After three Lakers timeouts, the teams took the floor, Los Angeles guard Gary Payton set to inbound from the sideline. As the whistle sounded for play to resume, San Antonio defended the lob to Shaq perfectly, depriving Payton of his first option. With Kobe Bryant also blanketed, Payton looked frantically for a player to break free.

That player was Fish.

Payton spotted him shaking off his defender, San Antonio’s Manu Gibobilli, just enough to catch a pass in stride.

In a single motion, Derek caught the ball, turned to the basket, and heaved a fadeaway jumper from 20 feet out over Ginobli’s outstretched arms.

A packed SBC Center held its collective breath, thousands watching the soaring ball for what seemed like an eternity.

“At first I thought the shot was a little long,” Fish told the Houston Chronicle. “But about halfway there, I knew it was going in.”

And he was right. His fallaway jumper touched only nylon, and the Lakers erupted in celebration. Fish sprinted off the court, a single finger raised in victory, headed straight for the locker room.

“I just wanted to get out of there and not give them an opportunity to think that we didn’t believe that the shot went in (in time),” he said.

Officials did review the shot. Players from both teams — and a stadium of disbelieving fans — stood in their seats, anxiously awaiting the decision. In the stadium tunnel, along with a number of employees, Fish did the same.
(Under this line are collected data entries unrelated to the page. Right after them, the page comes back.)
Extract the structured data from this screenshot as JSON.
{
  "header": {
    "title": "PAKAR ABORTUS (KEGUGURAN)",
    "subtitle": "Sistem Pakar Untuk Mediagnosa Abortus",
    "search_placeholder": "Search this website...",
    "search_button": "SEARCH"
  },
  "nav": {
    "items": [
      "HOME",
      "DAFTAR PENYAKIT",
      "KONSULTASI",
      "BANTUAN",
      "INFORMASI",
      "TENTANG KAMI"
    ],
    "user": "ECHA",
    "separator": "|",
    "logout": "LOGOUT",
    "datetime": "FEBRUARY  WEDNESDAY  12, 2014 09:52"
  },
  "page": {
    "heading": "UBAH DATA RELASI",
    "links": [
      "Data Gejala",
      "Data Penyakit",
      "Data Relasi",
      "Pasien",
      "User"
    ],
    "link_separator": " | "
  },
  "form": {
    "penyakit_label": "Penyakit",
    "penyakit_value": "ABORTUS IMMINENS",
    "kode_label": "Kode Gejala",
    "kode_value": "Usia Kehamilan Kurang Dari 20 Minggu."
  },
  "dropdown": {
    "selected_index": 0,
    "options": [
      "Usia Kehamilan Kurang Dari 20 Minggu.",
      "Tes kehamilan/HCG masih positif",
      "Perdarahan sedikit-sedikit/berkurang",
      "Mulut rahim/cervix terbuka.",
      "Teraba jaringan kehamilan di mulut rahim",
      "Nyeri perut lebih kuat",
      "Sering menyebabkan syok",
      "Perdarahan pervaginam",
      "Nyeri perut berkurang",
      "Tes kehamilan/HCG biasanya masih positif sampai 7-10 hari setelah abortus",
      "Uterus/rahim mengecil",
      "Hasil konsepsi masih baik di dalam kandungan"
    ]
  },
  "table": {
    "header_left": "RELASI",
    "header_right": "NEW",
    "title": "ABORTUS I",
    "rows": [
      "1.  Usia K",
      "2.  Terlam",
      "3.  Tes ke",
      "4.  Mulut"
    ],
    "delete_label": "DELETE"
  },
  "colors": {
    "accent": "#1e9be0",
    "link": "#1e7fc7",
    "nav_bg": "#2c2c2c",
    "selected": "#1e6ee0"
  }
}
“I stopped at that TV to listen to a local broadcast, and they kept staring and staring, and I was getting worried that they were going to possibly overturn it,” Fish said. “But I actually prayed really quick, and just hoped and prayed that they didn’t take that basket away.”

It was good, and the Lakers had an unbelievable 74-73 win. They would go on to eliminate San Antonio, the defending NBA champion, in Game 6.


Lost in the pandemonium was an interesting connection between Derek and Gary Payton.

The inbounder on the remarkable play, Payton had been brought to LA to help the Lakers reclaim their throne atop the league. He and Fish both played point guard, but Payton had started nearly every game that year — a radical change for Derek, who had started every contest the previous season. Morever, Fish was in the last year of his contract.

Most players would have responded with outrage. Derek embraced his new role as backup for the entire season. So it seemed only fitting that he would rise to the occasion on the biggest stage, saving the Lakers’ season off a pass from the man who had replaced him.

“That’s a tribute to his focus and dedication to the team and putting the team first,” teammate Rick Fox said. “He’s had to sacrifice for the betterment of the team, the addition of Gary. Tonight was a remarkable payback for his sacrifice.